Denny Bolatti suggests organisations ensure that asbestos and other hazardous materials are identified within their buildings sooner rather than later. He wants to raise awareness about the effects of asbestos and the impact of any particulate matter in the air that can cause health hazard after a fire.
“It’s important to comply with regulations in your state, to know what they are and what the situation is likely to be for your building. Schools and organisations that care for others should always engage a Licensed Asbestos Assessor to identify potential hazardous materials before managing any extensions, renovations, or movement of mobile classrooms. This means many organisations will already be familiar with the topic of asbestos and can factor a potential asbestos scenario into a bushfire response plan.”
Beware hazardous materials after a fire
Asbestos, ashes especially from burnt treated timbers (such as copper chrome arsenate or ‘CCA’), dust, garden or farm chemicals, LP gas cylinders, medicines, metal and other residues from burnt household appliances, general chemicals (such as cleaning products), lead paint on walls and timbers
Denny Bolatti and Peter Kirby agree that the common risks after a fire are created during a make-safe of an affected bushfire area.
“Often well-meaning volunteers are called in to assist with clean-ups and this happens without the proper site investigations occurring to ensure that Hazardous Materials are already removed before the clean-up commences,” says Peter.
“Clean-ups can create a lot of dust and if the site contains ‘unseen’ Hazardous Materials such as asbestos, these can become airborne and cause a potential liability risk for the property managers.”
Commonly, ash will remain around a property after a fire. Some of it may be from burned timber structures that have been treated with chemicals or preservatives used to prevent insects, wood rot and wood fungus. Chemicals are also used to protect wooden telegraph poles and fences.
“One of the main concerns is the residue from burning of Copper Chrome Arsenate,” says Denny Bolatti.
“After a fire the wood that has been treated with this can contain up to 10 per cent arsenic, copper and chromium.

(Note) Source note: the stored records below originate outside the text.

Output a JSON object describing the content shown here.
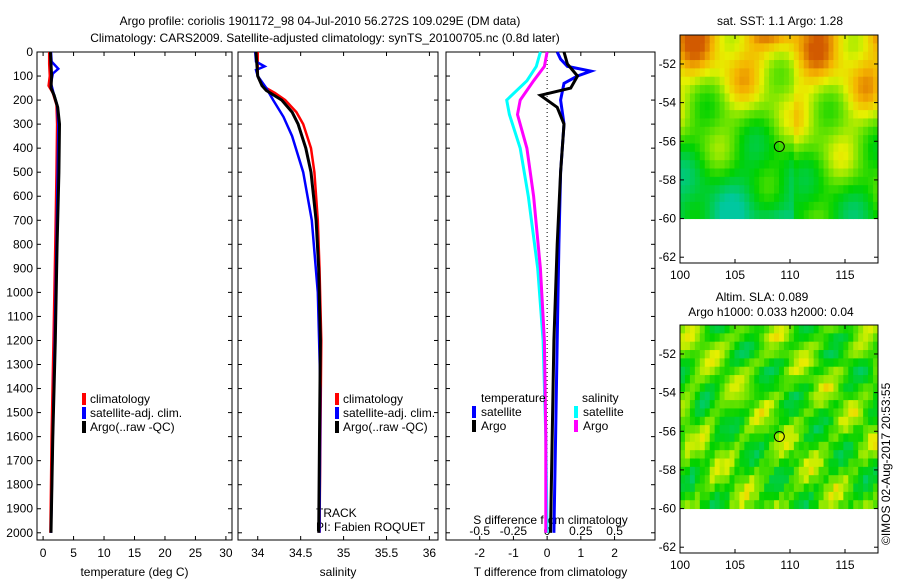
{
  "title_line1": "Argo profile: coriolis 1901172_98 04-Jul-2010 56.272S 109.029E (DM data)",
  "title_line2": "Climatology: CARS2009. Satellite-adjusted climatology: synTS_20100705.nc (0.8d later)",
  "credit": "©IMOS 02-Aug-2017 20:53:55",
  "track_label": "TRACK",
  "pi_label": "PI: Fabien ROQUET",
  "colors": {
    "climatology": "#ff0000",
    "satellite": "#0000ff",
    "argo": "#000000",
    "sal_satellite": "#00ffff",
    "sal_argo": "#ff00ff"
  },
  "chart_data": [
    {
      "type": "line",
      "name": "temperature",
      "xlabel": "temperature (deg C)",
      "xlim": [
        -1,
        31
      ],
      "ylim": [
        2030,
        0
      ],
      "xticks": [
        "0",
        "5",
        "10",
        "15",
        "20",
        "25",
        "30"
      ],
      "xtick_values": [
        0,
        5,
        10,
        15,
        20,
        25,
        30
      ],
      "yticks": [
        "0",
        "100",
        "200",
        "300",
        "400",
        "500",
        "600",
        "700",
        "800",
        "900",
        "1000",
        "1100",
        "1200",
        "1300",
        "1400",
        "1500",
        "1600",
        "1700",
        "1800",
        "1900",
        "2000"
      ],
      "legend": [
        "climatology",
        "satellite-adj. clim.",
        "Argo(..raw -QC)"
      ],
      "series": [
        {
          "name": "climatology",
          "color": "#ff0000",
          "p": [
            0,
            50,
            100,
            140,
            170,
            220,
            300,
            500,
            800,
            1200,
            1600,
            2000
          ],
          "v": [
            1.0,
            1.0,
            1.1,
            0.9,
            1.6,
            2.2,
            2.3,
            2.2,
            2.0,
            1.7,
            1.4,
            1.2
          ]
        },
        {
          "name": "satellite-adj. clim.",
          "color": "#0000ff",
          "p": [
            0,
            40,
            70,
            90,
            130,
            170,
            220,
            300,
            500,
            800,
            1200,
            1600,
            2000
          ],
          "v": [
            1.3,
            1.4,
            2.5,
            1.6,
            1.3,
            1.7,
            2.3,
            2.5,
            2.4,
            2.2,
            1.9,
            1.6,
            1.3
          ]
        },
        {
          "name": "Argo(..raw -QC)",
          "color": "#000000",
          "p": [
            0,
            50,
            100,
            150,
            180,
            230,
            300,
            500,
            800,
            1200,
            1600,
            2000
          ],
          "v": [
            1.2,
            1.3,
            1.4,
            1.3,
            1.8,
            2.4,
            2.7,
            2.6,
            2.3,
            2.0,
            1.6,
            1.3
          ]
        }
      ]
    },
    {
      "type": "line",
      "name": "salinity",
      "xlabel": "salinity",
      "xlim": [
        33.77,
        36.1
      ],
      "ylim": [
        2030,
        0
      ],
      "xticks": [
        "34",
        "34.5",
        "35",
        "35.5",
        "36"
      ],
      "xtick_values": [
        34,
        34.5,
        35,
        35.5,
        36
      ],
      "legend": [
        "climatology",
        "satellite-adj. clim.",
        "Argo(..raw -QC)"
      ],
      "series": [
        {
          "name": "climatology",
          "color": "#ff0000",
          "p": [
            0,
            100,
            140,
            170,
            200,
            250,
            300,
            400,
            500,
            700,
            900,
            1200,
            1600,
            2000
          ],
          "v": [
            34.0,
            34.0,
            34.05,
            34.2,
            34.32,
            34.45,
            34.53,
            34.62,
            34.66,
            34.7,
            34.72,
            34.74,
            34.73,
            34.72
          ]
        },
        {
          "name": "satellite-adj. clim.",
          "color": "#0000ff",
          "p": [
            0,
            40,
            60,
            75,
            100,
            150,
            200,
            270,
            350,
            500,
            700,
            1000,
            1400,
            2000
          ],
          "v": [
            33.97,
            33.98,
            34.08,
            33.98,
            34.0,
            34.1,
            34.18,
            34.3,
            34.4,
            34.53,
            34.63,
            34.7,
            34.73,
            34.72
          ]
        },
        {
          "name": "Argo(..raw -QC)",
          "color": "#000000",
          "p": [
            0,
            100,
            140,
            160,
            200,
            250,
            300,
            400,
            500,
            700,
            900,
            1200,
            1600,
            2000
          ],
          "v": [
            33.98,
            34.0,
            34.05,
            34.1,
            34.28,
            34.4,
            34.47,
            34.56,
            34.62,
            34.68,
            34.71,
            34.73,
            34.72,
            34.71
          ]
        }
      ]
    },
    {
      "type": "line",
      "name": "difference",
      "xlabel": "T difference from climatology",
      "xlabel2": "S difference from climatology",
      "xlim": [
        -3,
        3.2
      ],
      "ylim": [
        2030,
        0
      ],
      "xticks": [
        "-2",
        "-1",
        "0",
        "1",
        "2"
      ],
      "xtick_values": [
        -2,
        -1,
        0,
        1,
        2
      ],
      "xticks2": [
        "-0.5",
        "-0.25",
        "0",
        "0.25",
        "0.5"
      ],
      "xtick2_values": [
        -0.5,
        -0.25,
        0,
        0.25,
        0.5
      ],
      "legend_headers": [
        "temperature",
        "salinity"
      ],
      "legend": [
        "satellite",
        "Argo",
        "satellite",
        "Argo"
      ],
      "series": [
        {
          "name": "T satellite",
          "color": "#0000ff",
          "axis": "T",
          "p": [
            0,
            30,
            60,
            80,
            100,
            130,
            200,
            300,
            500,
            800,
            1200,
            1600,
            2000
          ],
          "v": [
            0.3,
            0.4,
            0.6,
            1.3,
            0.9,
            0.5,
            0.4,
            0.5,
            0.4,
            0.35,
            0.3,
            0.25,
            0.2
          ]
        },
        {
          "name": "T Argo",
          "color": "#000000",
          "axis": "T",
          "p": [
            0,
            50,
            100,
            150,
            180,
            230,
            300,
            500,
            800,
            1200,
            1600,
            2000
          ],
          "v": [
            0.5,
            0.6,
            0.9,
            0.7,
            -0.2,
            0.3,
            0.5,
            0.4,
            0.3,
            0.2,
            0.15,
            0.1
          ]
        },
        {
          "name": "S satellite",
          "color": "#00ffff",
          "axis": "S",
          "p": [
            0,
            60,
            120,
            200,
            260,
            400,
            600,
            900,
            1200,
            1600,
            2000
          ],
          "v": [
            -0.05,
            -0.08,
            -0.15,
            -0.3,
            -0.28,
            -0.2,
            -0.14,
            -0.07,
            -0.03,
            -0.01,
            0.0
          ]
        },
        {
          "name": "S Argo",
          "color": "#ff00ff",
          "axis": "S",
          "p": [
            0,
            60,
            120,
            200,
            260,
            400,
            600,
            900,
            1200,
            1600,
            2000
          ],
          "v": [
            0.0,
            -0.02,
            -0.1,
            -0.2,
            -0.22,
            -0.15,
            -0.1,
            -0.05,
            -0.02,
            -0.01,
            -0.01
          ]
        }
      ]
    },
    {
      "type": "heatmap",
      "name": "sst-map",
      "title": "sat. SST: 1.1 Argo: 1.28",
      "xlim": [
        100,
        118
      ],
      "ylim": [
        -62.3,
        -50.5
      ],
      "xticks": [
        "100",
        "105",
        "110",
        "115"
      ],
      "xtick_values": [
        100,
        105,
        110,
        115
      ],
      "yticks": [
        "-52",
        "-54",
        "-56",
        "-58",
        "-60",
        "-62"
      ],
      "ytick_values": [
        -52,
        -54,
        -56,
        -58,
        -60,
        -62
      ],
      "float_position": {
        "lon": 109.029,
        "lat": -56.272
      }
    },
    {
      "type": "heatmap",
      "name": "sla-map",
      "title": "Altim. SLA: 0.089",
      "subtitle": "Argo h1000: 0.033 h2000: 0.04",
      "xlim": [
        100,
        118
      ],
      "ylim": [
        -62.3,
        -50.5
      ],
      "xticks": [
        "100",
        "105",
        "110",
        "115"
      ],
      "xtick_values": [
        100,
        105,
        110,
        115
      ],
      "yticks": [
        "-52",
        "-54",
        "-56",
        "-58",
        "-60",
        "-62"
      ],
      "ytick_values": [
        -52,
        -54,
        -56,
        -58,
        -60,
        -62
      ],
      "float_position": {
        "lon": 109.029,
        "lat": -56.272
      }
    }
  ]
}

Swallowing only a few grams of it is harmful and it’s important to keep children, pets, and other animals away from these ash areas until a proper clean-up is achieved,” he says.

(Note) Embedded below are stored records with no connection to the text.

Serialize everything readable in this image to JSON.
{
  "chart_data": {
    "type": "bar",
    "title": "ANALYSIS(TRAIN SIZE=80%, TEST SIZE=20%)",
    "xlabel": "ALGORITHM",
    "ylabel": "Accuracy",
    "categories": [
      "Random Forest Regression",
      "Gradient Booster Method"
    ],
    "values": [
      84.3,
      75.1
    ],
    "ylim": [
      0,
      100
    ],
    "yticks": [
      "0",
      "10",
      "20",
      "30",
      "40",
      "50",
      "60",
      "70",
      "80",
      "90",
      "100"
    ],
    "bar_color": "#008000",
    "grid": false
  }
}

“It’s even unsafe to disturb the dust when walking around a property after a bushfire.”
Property and equipment maintenance reduce risk
Bushfire affected air can have an impact on towns and cities some distance away, and infiltrate water storage. Regular maintenance of water tanks, buildings and roofs, and equipment is an obligation that has implications for insurance policies. Close attention to regular servicing and cleaning of any equipment that filters air should also be a priority after a bushfire.
Smoke and ash can even contaminate tank water. It may not be safe to drink it or give it to animals after a bushfire. Peter Kirby warns septic tanks are often weakened by fire.
“Where a water tank is likely to be physically damaged. The safest thing to do is contact a licensed plumber to have it assessed. Damage to electrical equipment and roofs needs to be assessed by a qualified tradesperson.”
“Clean filtration systems are vital for organisations that care for the wellbeing of others, especially in aged care facilities and schools. Organisations need to ensure that air conditioners are maintained and checked after a bushfire, and even if serviced they should be washed again.”
Regular maintenance applies to any machinery of importance whether for a school or aged care facility, welfare centre or hospital.
Trinitas Group advises the following if you enter a property after a bushfire:
- Wear protective clothing before entering
- Sturdy footwear and heavy-duty work gloves
- Disposable overalls, with long sleeves and trousers
- A P2 face mask (also known as N95 masks)
- When leaving the property dispose of gloves, overalls, and masks into a garbage bag. Wash hands after removing contaminated clothing and articles. Clean shoes before wearing again.